And to be honest, I love an interesting political race. Races where the winner is clearly evident weeks before the actual vote is not only boring, but it's just plain unsportsmanlike in my political playbook. Many often claim that having too many candidates and too close of races makes for political chaos and internal party-bickering..But I think it clear evidence that even with all the money and the "establishment" behind a particular candidate, you can never be too sure. This is part of the reason the 2008 election was so interesting to young folks like myself I think. You just didn't know who was going to leading the polls next and it made it feel like your vote was more important than it normally does. This election cycle has been even more interesting than in 2008 and I think that is a good thing, no matter what the "experts" on TV tell you.
Which brings me back to the race here in Iowa. For most of the political season, the GOP race has shift dramatically here in Iowa which a new front runner taking over seemingly every few weeks or so. However that has all changed in the last few weeks. With Ron Paul's rise to the top of several polls here in Iowa a week ago, a sort of balancing force started. The result? The most up to date polls out today are showing a nearly statistical dead-heat between not two, but three different candidates! Of those, two are very family faces in Romney and Paul but a new challenger has now risen to the "big top": Rick Santorum. (1)

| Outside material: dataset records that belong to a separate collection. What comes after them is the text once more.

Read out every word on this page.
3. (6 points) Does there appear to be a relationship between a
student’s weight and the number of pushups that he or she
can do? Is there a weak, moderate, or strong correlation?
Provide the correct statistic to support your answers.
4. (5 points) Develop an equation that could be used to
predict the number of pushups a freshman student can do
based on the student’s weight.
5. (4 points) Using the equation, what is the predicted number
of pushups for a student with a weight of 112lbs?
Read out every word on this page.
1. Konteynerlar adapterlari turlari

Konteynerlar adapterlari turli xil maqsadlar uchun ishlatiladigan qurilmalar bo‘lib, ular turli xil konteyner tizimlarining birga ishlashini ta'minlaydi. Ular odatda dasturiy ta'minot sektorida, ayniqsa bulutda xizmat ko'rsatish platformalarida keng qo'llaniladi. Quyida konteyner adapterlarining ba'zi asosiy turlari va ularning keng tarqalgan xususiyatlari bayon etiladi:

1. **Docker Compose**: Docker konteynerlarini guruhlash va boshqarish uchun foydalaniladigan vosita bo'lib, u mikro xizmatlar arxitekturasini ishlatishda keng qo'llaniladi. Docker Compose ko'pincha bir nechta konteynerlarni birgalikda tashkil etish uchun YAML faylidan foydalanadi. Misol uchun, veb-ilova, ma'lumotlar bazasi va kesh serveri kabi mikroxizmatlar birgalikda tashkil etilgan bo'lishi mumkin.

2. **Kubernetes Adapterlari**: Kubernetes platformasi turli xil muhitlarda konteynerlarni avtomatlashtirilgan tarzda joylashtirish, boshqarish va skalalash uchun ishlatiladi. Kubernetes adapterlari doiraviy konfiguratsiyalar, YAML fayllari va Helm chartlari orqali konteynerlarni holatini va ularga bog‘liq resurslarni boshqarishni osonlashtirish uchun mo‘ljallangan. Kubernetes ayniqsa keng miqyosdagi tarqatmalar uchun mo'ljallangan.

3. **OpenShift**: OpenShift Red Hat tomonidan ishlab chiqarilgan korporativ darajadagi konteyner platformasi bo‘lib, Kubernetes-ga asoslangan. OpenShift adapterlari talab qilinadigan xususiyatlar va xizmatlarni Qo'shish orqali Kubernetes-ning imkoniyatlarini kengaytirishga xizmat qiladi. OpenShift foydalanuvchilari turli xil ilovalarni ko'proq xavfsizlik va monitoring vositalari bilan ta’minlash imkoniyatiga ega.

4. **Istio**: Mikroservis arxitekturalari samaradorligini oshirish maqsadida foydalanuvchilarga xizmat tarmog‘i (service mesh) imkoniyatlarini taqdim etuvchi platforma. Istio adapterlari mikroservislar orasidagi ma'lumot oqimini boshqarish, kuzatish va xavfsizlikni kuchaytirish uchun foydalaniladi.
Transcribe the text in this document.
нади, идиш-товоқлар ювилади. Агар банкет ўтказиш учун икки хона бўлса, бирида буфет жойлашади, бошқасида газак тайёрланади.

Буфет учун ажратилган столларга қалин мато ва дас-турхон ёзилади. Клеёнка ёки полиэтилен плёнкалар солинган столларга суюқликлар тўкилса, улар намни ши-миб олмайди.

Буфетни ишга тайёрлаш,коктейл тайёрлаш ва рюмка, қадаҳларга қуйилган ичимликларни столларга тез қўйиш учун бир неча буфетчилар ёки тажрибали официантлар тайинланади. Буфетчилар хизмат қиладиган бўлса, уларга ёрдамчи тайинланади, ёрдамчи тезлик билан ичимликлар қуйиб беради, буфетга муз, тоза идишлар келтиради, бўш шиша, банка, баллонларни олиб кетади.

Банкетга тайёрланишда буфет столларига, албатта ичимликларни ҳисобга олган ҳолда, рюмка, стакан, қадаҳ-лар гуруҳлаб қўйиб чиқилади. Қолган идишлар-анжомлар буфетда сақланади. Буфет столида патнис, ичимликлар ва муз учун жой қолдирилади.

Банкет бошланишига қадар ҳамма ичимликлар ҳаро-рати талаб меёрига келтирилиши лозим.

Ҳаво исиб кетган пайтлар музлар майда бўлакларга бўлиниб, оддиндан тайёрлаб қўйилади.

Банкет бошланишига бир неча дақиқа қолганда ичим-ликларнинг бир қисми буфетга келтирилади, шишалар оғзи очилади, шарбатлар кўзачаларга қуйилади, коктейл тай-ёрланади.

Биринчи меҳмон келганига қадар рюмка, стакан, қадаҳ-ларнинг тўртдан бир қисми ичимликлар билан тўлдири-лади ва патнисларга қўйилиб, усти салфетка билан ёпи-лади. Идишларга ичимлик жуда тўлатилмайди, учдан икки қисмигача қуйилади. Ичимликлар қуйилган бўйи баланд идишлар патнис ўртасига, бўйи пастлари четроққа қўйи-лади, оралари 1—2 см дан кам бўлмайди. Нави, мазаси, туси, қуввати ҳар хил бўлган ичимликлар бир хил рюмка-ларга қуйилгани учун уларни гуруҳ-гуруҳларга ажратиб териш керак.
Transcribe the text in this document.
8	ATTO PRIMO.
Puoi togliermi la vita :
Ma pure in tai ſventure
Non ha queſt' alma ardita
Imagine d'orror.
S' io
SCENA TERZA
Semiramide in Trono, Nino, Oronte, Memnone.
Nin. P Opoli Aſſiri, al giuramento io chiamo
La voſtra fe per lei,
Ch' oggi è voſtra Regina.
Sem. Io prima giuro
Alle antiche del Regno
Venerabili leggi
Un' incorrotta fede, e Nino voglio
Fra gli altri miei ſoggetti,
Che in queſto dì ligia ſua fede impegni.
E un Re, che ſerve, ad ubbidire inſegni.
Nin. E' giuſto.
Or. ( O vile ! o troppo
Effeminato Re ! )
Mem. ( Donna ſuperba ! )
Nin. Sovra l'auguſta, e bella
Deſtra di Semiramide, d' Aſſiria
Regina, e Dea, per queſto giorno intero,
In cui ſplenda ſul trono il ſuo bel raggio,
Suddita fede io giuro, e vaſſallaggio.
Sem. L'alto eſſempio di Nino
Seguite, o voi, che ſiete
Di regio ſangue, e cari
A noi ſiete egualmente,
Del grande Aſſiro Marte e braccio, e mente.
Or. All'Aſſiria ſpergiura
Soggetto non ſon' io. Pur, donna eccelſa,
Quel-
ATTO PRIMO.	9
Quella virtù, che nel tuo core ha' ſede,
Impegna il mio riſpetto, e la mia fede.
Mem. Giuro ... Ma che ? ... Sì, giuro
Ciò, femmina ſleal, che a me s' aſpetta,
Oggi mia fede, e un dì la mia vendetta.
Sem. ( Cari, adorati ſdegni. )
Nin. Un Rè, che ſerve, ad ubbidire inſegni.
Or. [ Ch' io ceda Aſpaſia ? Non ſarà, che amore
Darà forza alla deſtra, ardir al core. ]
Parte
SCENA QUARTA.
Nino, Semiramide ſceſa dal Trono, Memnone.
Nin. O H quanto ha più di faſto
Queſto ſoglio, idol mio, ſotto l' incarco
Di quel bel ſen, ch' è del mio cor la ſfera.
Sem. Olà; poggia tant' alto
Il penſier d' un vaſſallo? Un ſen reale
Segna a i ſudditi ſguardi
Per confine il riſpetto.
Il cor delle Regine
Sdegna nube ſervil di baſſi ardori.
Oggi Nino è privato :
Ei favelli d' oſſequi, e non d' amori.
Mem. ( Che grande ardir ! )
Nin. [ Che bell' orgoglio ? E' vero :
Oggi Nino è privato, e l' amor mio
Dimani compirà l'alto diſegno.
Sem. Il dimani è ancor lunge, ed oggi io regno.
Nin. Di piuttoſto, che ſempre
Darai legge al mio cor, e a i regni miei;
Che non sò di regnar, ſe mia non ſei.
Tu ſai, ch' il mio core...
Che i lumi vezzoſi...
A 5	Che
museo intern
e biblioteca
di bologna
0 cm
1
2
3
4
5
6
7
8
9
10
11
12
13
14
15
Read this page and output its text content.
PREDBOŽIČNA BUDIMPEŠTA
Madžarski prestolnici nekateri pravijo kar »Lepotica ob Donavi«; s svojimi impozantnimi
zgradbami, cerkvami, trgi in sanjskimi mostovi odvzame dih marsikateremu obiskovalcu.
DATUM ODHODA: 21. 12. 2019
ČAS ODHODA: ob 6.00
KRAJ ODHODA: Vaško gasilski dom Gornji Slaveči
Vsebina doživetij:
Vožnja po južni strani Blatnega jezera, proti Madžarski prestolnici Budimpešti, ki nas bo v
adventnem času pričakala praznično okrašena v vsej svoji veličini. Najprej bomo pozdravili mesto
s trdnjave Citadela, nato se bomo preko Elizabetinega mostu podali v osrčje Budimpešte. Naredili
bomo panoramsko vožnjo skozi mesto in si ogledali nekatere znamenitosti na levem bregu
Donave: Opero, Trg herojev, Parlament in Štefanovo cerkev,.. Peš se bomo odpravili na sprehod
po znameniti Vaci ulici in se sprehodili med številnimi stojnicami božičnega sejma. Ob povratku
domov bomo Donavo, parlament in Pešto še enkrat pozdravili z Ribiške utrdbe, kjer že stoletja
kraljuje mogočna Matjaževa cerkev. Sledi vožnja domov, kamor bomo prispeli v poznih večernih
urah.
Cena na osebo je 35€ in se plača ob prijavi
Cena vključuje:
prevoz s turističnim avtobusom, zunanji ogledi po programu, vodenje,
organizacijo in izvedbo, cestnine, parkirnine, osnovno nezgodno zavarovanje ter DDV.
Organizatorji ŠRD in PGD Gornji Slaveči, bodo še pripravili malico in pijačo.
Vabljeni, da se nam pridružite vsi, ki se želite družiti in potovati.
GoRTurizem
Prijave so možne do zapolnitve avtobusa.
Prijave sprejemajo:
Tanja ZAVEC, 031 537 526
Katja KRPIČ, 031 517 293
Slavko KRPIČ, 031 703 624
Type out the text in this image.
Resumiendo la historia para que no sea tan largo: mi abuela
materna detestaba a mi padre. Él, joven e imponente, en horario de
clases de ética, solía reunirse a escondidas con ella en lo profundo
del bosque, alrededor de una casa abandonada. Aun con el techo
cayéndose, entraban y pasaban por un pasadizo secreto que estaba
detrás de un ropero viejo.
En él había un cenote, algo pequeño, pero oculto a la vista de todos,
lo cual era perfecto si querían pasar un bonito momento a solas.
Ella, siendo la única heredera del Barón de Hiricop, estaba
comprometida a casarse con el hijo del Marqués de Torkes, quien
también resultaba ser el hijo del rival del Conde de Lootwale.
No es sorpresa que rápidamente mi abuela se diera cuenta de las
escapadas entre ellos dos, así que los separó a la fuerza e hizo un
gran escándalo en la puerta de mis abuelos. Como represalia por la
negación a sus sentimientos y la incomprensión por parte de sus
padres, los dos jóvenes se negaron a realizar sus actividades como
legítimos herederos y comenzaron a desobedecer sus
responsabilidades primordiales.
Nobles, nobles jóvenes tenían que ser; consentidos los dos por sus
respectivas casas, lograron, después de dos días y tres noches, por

Now as my readers might remember, I've never been a fan of Mr. Santorum. I don't generally agree with him on ANY issue (which is fine), but the chief reason I dislike him is his outright bigoted statements he has made in the past towards the gay/lesbian community and a certain level of hypocrisy that goes with his positions on that subject and his claimed hatred of "big government". This is actually my problem with most Social Conservatives. Many preach against so-called "big government" as being too intrusive in their lives but yet they have no problem with largely morally-bankrupt politicians legislating morality from D.C.. Any one see the contradiction? Whether it's the federal government taking a bigger role in health care in this country or telling us what to do in matters of social issues, there is no different. They are two sides of the same "Big Government" coin and they should be treated as such.
And apparently I am not the only one who has picked up on this contradiction by folks like Rick Santorum. Erick Erickson of Redstate.com has also pointed out that the fundamental differences between such folks and liberals who want to use the Federal government to dictate on other issues is quite minimal. As Mr. Erickson puts it:
"That’s Rick Santorum. He sees government as the means to conservative ends. But in using government to get conservative ends he has expanded government and set precedents for liberals to use government in the same ways for more liberal government. Rick Santorum was complicit in making Americans more dependent on government and justified it under the rubric of compassion." (2)
So while the "mad rush" is now moving towards Mr. Santorum as the Tuesday Caucus nears, one does have to wonder..How is Santorum any better than the rest and how legitimate is his claimed stance as being against "big government" when he preaches almost exclusively on social issues the federal government has little business dictating in the first place? I suggest all Iowans take a VERY good look at Mr. Santorum before Tuesday and make sure they know the kind of politician they are voting for.
My kudos to Mr. Erickson in his recent posts covering the upcoming Caucus as well as his reports on the genuineness of Rick Santorum.
The views and opinions expressed in the above piece are solely those of the author and not that of the Modern Whig Party or any other political organization.